L’écrivaine et figure panafricaniste Calixthe Beyala a récemment exprimé de vives inquiétudes concernant sa sécurité, dénonçant des menaces persistantes dont elle serait victime. Dans des déclarations publiques, elle affirme que ces intimidations, qui durent depuis près de cinq ans, proviendraient systématiquement d’un même groupe communautaire.
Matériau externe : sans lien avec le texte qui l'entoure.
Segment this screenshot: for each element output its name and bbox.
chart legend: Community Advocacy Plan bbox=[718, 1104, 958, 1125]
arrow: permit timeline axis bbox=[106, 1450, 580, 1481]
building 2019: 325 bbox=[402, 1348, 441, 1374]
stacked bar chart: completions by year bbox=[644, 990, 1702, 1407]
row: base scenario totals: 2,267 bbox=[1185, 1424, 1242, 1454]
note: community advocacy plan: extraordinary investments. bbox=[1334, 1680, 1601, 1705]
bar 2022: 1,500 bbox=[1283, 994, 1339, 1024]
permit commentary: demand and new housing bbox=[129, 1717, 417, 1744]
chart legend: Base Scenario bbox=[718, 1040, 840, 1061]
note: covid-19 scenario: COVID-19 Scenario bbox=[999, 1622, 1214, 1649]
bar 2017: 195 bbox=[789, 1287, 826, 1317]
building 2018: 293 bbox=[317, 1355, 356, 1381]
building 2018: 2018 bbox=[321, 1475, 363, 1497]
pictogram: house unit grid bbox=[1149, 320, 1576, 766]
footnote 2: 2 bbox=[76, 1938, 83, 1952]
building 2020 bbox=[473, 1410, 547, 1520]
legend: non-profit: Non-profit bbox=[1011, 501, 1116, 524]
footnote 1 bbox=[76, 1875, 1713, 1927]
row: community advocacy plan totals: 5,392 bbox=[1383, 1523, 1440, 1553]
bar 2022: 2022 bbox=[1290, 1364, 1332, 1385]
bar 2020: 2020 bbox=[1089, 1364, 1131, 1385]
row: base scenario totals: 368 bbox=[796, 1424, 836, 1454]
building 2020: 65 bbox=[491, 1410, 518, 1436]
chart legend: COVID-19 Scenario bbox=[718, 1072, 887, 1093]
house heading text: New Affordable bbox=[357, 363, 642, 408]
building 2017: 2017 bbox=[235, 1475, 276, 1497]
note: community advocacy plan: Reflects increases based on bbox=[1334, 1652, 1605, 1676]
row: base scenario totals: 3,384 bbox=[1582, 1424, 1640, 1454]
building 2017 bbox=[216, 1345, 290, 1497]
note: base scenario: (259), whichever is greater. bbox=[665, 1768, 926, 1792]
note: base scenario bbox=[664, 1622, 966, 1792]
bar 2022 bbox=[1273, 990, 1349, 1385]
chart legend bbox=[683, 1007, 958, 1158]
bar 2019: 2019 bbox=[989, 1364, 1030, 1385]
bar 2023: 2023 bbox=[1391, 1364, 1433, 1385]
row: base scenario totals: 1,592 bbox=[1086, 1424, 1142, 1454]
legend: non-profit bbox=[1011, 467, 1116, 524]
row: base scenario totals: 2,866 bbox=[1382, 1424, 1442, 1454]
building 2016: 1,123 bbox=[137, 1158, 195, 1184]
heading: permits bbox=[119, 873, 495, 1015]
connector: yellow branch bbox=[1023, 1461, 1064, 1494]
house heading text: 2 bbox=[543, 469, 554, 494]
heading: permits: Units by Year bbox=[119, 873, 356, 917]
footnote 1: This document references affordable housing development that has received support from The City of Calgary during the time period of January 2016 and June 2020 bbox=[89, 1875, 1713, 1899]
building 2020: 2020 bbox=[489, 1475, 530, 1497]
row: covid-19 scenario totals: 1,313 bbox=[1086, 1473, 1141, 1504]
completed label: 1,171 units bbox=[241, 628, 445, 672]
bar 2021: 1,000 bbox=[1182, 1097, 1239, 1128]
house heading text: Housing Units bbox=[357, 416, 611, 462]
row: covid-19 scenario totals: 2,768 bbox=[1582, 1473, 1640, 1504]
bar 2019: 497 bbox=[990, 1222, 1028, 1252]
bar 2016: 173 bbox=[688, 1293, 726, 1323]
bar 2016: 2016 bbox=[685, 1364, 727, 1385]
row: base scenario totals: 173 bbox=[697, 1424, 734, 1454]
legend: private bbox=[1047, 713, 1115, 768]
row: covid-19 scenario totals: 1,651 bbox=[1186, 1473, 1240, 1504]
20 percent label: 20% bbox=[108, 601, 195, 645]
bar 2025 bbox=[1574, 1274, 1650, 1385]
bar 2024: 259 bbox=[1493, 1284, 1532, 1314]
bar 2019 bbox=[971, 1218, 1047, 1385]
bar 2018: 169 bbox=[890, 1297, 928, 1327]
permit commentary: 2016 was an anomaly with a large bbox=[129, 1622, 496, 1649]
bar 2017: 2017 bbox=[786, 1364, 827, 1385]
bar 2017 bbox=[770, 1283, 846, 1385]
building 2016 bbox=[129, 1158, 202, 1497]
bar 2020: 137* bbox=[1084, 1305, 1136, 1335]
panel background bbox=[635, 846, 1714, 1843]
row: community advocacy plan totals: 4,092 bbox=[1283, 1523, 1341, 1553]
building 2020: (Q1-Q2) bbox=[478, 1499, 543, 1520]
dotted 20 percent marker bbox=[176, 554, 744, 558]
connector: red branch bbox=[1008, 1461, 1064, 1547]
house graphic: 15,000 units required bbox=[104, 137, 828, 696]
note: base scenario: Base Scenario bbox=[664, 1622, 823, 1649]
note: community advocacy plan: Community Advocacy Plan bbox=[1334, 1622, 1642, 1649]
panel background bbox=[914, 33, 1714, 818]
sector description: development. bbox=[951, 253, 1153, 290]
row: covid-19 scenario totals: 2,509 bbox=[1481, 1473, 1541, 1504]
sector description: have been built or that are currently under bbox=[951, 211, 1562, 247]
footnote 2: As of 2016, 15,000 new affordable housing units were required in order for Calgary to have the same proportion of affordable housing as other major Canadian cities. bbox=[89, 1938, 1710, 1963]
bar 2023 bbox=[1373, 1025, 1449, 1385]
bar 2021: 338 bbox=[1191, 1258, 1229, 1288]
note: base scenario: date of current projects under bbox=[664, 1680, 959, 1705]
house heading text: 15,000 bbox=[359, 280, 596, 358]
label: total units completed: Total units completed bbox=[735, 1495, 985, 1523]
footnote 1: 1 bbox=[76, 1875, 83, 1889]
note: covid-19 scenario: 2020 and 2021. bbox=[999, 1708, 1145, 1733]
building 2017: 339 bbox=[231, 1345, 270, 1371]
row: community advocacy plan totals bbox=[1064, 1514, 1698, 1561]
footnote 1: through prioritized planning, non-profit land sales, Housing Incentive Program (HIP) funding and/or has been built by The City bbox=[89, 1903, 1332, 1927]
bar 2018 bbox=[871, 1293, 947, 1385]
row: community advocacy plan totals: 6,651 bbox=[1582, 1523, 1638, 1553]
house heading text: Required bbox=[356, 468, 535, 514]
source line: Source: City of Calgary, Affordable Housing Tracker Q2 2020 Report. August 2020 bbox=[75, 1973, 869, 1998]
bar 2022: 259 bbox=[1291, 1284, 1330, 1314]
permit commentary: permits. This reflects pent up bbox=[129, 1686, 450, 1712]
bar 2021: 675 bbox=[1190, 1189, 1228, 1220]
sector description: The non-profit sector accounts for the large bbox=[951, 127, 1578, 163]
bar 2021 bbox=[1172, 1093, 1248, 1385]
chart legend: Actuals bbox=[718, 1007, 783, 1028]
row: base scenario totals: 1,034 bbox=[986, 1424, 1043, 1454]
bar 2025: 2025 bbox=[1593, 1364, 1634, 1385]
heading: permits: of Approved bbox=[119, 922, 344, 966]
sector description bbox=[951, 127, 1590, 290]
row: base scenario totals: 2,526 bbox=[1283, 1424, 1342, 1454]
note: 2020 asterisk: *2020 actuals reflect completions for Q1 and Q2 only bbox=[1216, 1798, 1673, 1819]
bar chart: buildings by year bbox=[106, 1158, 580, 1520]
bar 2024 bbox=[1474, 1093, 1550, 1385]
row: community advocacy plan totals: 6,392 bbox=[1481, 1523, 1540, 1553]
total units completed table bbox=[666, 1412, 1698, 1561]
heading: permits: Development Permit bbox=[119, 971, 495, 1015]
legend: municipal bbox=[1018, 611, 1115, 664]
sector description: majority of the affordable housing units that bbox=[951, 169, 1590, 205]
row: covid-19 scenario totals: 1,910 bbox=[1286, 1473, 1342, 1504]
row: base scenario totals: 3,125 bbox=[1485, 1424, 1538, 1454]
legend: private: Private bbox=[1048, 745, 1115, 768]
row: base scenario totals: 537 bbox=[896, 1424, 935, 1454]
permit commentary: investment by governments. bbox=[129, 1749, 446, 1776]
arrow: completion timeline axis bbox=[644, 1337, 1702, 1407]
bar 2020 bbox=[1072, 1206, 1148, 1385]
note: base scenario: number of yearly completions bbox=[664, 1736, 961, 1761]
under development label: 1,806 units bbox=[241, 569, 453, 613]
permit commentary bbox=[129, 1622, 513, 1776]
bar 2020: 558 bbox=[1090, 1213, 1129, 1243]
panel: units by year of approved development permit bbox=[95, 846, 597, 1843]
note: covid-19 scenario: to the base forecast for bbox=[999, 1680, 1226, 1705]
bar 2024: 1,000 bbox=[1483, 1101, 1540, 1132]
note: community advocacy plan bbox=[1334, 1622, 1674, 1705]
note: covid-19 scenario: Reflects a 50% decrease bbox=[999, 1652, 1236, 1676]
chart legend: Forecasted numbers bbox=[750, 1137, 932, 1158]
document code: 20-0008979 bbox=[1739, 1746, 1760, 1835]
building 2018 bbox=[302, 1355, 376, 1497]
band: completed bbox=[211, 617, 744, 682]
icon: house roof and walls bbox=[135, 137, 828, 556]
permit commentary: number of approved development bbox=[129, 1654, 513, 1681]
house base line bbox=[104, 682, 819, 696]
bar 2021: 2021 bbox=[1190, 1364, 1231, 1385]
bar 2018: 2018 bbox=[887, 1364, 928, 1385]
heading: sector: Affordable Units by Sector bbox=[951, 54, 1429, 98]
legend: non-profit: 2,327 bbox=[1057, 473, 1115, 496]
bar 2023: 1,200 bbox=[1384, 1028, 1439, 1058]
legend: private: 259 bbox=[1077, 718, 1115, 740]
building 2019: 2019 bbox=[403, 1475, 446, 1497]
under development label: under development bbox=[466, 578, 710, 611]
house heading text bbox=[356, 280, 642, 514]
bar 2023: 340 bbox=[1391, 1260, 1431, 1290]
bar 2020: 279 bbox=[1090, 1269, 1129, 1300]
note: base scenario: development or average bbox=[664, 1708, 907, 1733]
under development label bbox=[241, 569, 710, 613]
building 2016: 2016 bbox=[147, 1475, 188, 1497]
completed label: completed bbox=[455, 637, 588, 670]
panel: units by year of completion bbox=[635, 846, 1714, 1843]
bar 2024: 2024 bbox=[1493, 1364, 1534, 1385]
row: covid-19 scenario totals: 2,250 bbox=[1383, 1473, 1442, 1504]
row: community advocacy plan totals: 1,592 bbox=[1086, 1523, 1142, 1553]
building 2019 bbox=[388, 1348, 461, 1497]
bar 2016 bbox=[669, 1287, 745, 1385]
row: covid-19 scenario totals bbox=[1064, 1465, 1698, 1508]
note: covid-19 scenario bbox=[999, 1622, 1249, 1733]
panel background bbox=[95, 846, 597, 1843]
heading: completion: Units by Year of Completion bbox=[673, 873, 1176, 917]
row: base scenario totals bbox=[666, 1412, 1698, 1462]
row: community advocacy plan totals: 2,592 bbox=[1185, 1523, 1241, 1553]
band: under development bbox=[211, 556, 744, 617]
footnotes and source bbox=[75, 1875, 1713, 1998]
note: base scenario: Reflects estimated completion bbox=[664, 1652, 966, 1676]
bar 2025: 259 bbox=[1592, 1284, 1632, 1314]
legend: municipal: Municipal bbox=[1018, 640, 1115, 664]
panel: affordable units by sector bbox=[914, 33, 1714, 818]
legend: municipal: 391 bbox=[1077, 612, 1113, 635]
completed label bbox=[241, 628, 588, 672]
Un engagement politique source de tensions
Ces allégations interviennent dans le contexte de son soutien affiché à Issa Tchiroma, candidat à l’élection présidentielle camerounaise du 12 octobre 2025. Beyala précise que son action se limite à la défense de ses convictions politiques et de celles de son candidat, sans s’attaquer aux personnes. Elle estime que dénoncer ce qu’elle qualifie de fraudes électorales et de violences ne constitue pas un acte répréhensible.
Allégations sur les violences post-électorales
L’auteure associe également ces menaces à ses prises de position concernant les événements survenus après le scrutin. Elle avance que des manifestations pacifiques, appelées par le candidat Tchiroma, ont été réprimées par les forces de l’ordre, entraînant la mort de plusieurs jeunes Camerounais. Selon elle, ces incidents expliqueraient en partie la réaction mitigée d’une partie de la communauté internationale, notamment l’Union européenne et les Nations unies, qui se seraient abstenues de féliciter le président sortant Paul Biya pour sa réélection.
Face aux pressions qu’elle dit subir, Calixthe Beyala maintient son discours, assurant que les faits qu’elle dénonce sont indélébiles. Elle conclut ses propos en annonçant son prochain retour au Cameroun, malgré les risques qu’elle affirme encourir.